The feasibility of establishing a Brics development bank will be an agenda item prominent in the upcoming fifth summit. Brics comprises five member states: Brazil, Russia, India, China and South Africa.
The new bank will focus on financing infrastructure development projects and providing auxiliary support for project preparation such as feasibility studies‚ according to a report released by Standard Bank on Monday (25 February).
Standard Bank sees the proposed bank as an attempt to give an institutional underpinning to the Brics grouping‚ with the main ambition of directing development in a manner that reflects the the regions priorities and competencies. Standard Bank believes that the institution would contribute constructively to the development of more robust and inter-dependent ties between the the member states.
Standard Bank expects Brics to establish a working group at the summit.
"The proposed bank is expected to operate as a conduit for funding economic development‚ much like the World Bank. We believe the bank will focus on financing projects linked to regional bilateral projects and have shared interests such as job creation and urbanisation‚ with a particular emphasis on physical infrastructure projects‚" says Jeremy Stevens‚ Standard Bank's Beijing-based economist‚ who is also one of the authors of the report.
"However‚ the bank will not be a counter-weight to other multilateral development banks‚ but rather an auxiliary funding institution‚ aligned to Brics development agenda."
He adds that the success of such a bank will depend on its specialisation‚ rather than creating overlapping agendas with other development financing institutions including the Brazil Development Bank‚ China Development Bank and Export-Import Bank of India.

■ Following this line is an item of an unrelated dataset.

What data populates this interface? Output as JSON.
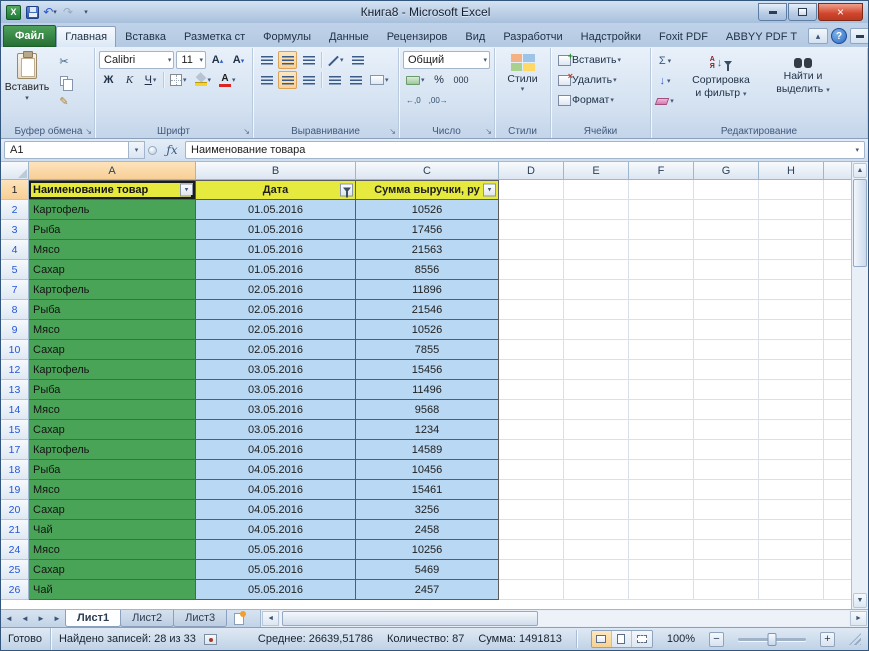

"A host of pragmatic issues require resolution‚ including the funding source‚ ideal borrower (whether it will be sovereigns or companies in the private sector)‚ types of projects‚ geographical reach‚ bank headquarters and many others‚" Stevens says.

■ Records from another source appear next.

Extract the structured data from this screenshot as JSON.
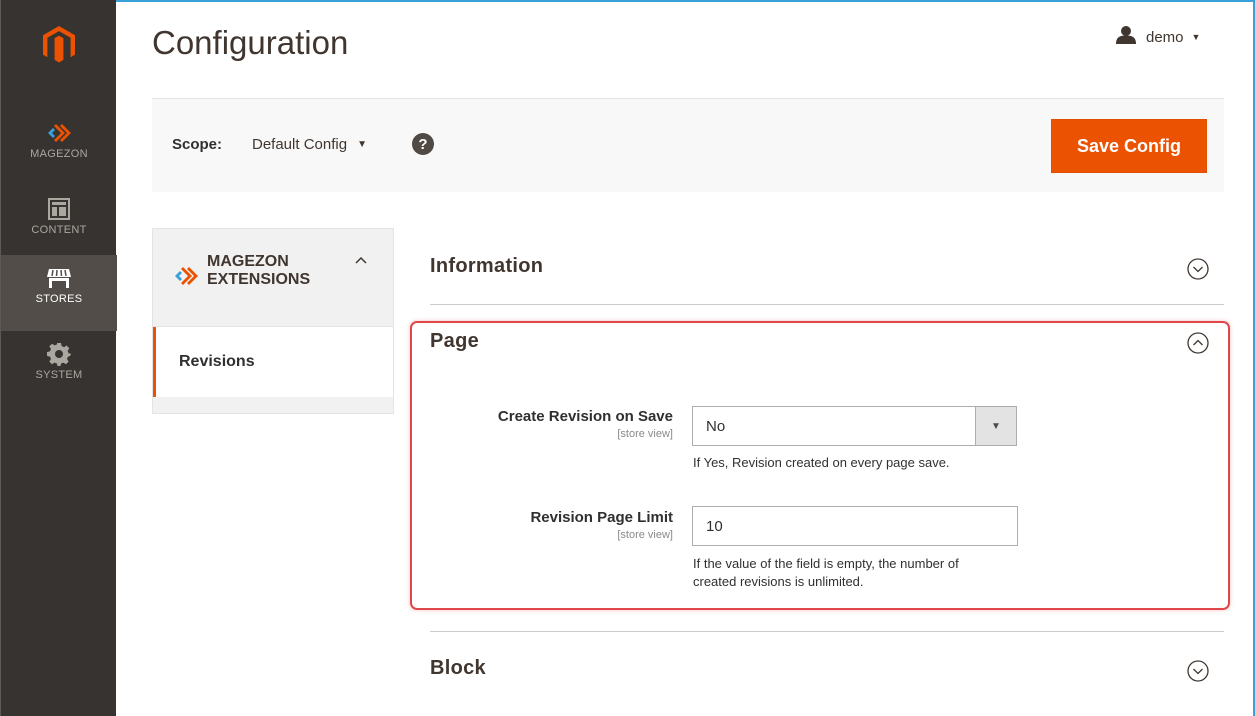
{
  "sidebar": {
    "logo": "magento-logo",
    "items": [
      {
        "label": "MAGEZON",
        "icon": "magezon-icon",
        "active": false
      },
      {
        "label": "CONTENT",
        "icon": "content-icon",
        "active": false
      },
      {
        "label": "STORES",
        "icon": "stores-icon",
        "active": true
      },
      {
        "label": "SYSTEM",
        "icon": "gear-icon",
        "active": false
      }
    ]
  },
  "header": {
    "title": "Configuration",
    "user": {
      "name": "demo",
      "icon": "user-icon"
    }
  },
  "scope": {
    "label": "Scope:",
    "value": "Default Config",
    "help_icon": "?",
    "save_label": "Save Config"
  },
  "tabs": {
    "group_title_line1": "MAGEZON",
    "group_title_line2": "EXTENSIONS",
    "items": [
      {
        "label": "Revisions",
        "active": true
      }
    ]
  },
  "sections": {
    "information": {
      "title": "Information",
      "expanded": false
    },
    "page": {
      "title": "Page",
      "expanded": true,
      "fields": [
        {
          "label": "Create Revision on Save",
          "scope": "[store view]",
          "value": "No",
          "note": "If Yes, Revision created on every page save."
        },
        {
          "label": "Revision Page Limit",
          "scope": "[store view]",
          "value": "10",
          "note_line1": "If the value of the field is empty, the number of",
          "note_line2": "created revisions is unlimited."
        }
      ]
    },
    "block": {
      "title": "Block",
      "expanded": false
    }
  },
  "colors": {
    "accent": "#eb5202",
    "sidebar_bg": "#373330",
    "highlight": "#e0474a"
  }
}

It has been proposed that each of the five member states would initially contribute US$10bn in seed capital to the new bank, which would then aim to borrow from global capital markets by issuing bonds‚ as a non-resident borrower in the US‚ Europe‚ Hong Kong and elsewhere.
"The egalitarian principle behind the proposal for the seed capital is commendable and based‚ presumably‚ on a desire to avoid discrepant influence and political tension created by varying contributions‚ but it is inevitable that the contribution will pressure some members more than others," Stevens says.
"It seems the eventual contribution to the bank‚ and the distribution of the associated risk‚ may vary and influence the fund's decision-making process. Unless pragmatically managed‚ political strains similar to those faced within the IMF may emerge‚" Stevens says.